Our study has important implications. Based on our results, a diagnosis code-based algorithm alone is not sufficient to accurately identify patients with RA in the health care utilization data. Further refinement of the algorithms with a link to pharmacy claim data for a DMARD prescription can improve the PPVs of RA diagnoses in these data. Studies assessing RA-specific complications or the burden of RA solely on the basis of the ICD-9 code should be interpreted with caution.

Several limitations of this study should be noted. First, generalizability can be an issue with the low response rate, although we did not find a significant difference in demographic characteristics between respondents and non-respondents. We attempted to recruit as many patients as possible and sent multiple recruitment letters over a period of 3 years, but the response rate was only 2%. One of the main reasons for this low response rate is that this study required patients in the community to provide an authorization to release their medical records to the study investigators, who were not directly or indirectly involved in their medical care. Other potential explanations for such a low response rate include older age, low socioeconomic status, admission to a nursing home, critical illness, and death. Second, our focus on the elderly can be seen as a limitation as it is possible that validity may vary by age group as our study included only those patients who were 65 or older. However, the prevalence of RA among adults who are 60 years or older in the US is approximately 2% [9]; therefore, the elderly populations contain the substantial proportion of RA patients in the population. Third, the percentage of the patients who met the ACR criteria in our review was low. It might have been underestimated as we did not have access to all the longitudinal medical records across multiple physicians.
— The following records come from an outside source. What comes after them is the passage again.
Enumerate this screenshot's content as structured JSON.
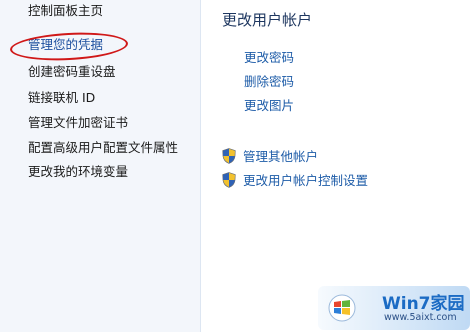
{
  "sidebar": {
    "items": [
      {
        "label": "控制面板主页"
      },
      {
        "label": "管理您的凭据"
      },
      {
        "label": "创建密码重设盘"
      },
      {
        "label": "链接联机 ID"
      },
      {
        "label": "管理文件加密证书"
      },
      {
        "label": "配置高级用户配置文件属性"
      },
      {
        "label": "更改我的环境变量"
      }
    ]
  },
  "main": {
    "title": "更改用户帐户",
    "links": [
      {
        "label": "更改密码"
      },
      {
        "label": "删除密码"
      },
      {
        "label": "更改图片"
      }
    ],
    "admin_links": [
      {
        "label": "管理其他帐户",
        "icon": "uac-shield-icon"
      },
      {
        "label": "更改用户帐户控制设置",
        "icon": "uac-shield-icon"
      }
    ]
  },
  "watermark": {
    "brand": "Win7家园",
    "url": "www.5aixt.com"
  },
  "colors": {
    "sidebar_bg": "#f3f6fb",
    "link_blue": "#1e5ca8",
    "title_blue": "#1e3760",
    "highlight_red": "#d01818"
  }
}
Incompleteness of information that is needed to assess the fulfillment of the individual ACR RA criteria in medical records has been previously reported [10, 11]. The diagnostic performance of the ACR classification criteria for RA is also known to be problematic in a clinical setting [12].

Our study demonstrated that the PPVs of RA diagnosis codes in the health care utilization data varied considerably across different gold standard definitions. When 'RA diagnosis per rheumatologists' was used as the gold standard, the performance of all three algorithms requiring at least one DMARD prescription was acceptable, with the PPVs of 86.2% to 88.9%. Even with fulfillment of three or more of the ACR RA criteria as the gold standard, the PPVs of our algorithms were moderate to good (72.4% to 73.3%). Given the limitations of the ACR RA classification criteria for clinical practice, it may be more appropriate to use 'RA diagnosis per rheumatologists' as the gold standard.

Conclusions

Our results indicate that, to accurately identify subjects with RA in health care utilization databases, future research should consider algorithms that link ICD-9 codes to pharmacy claim data.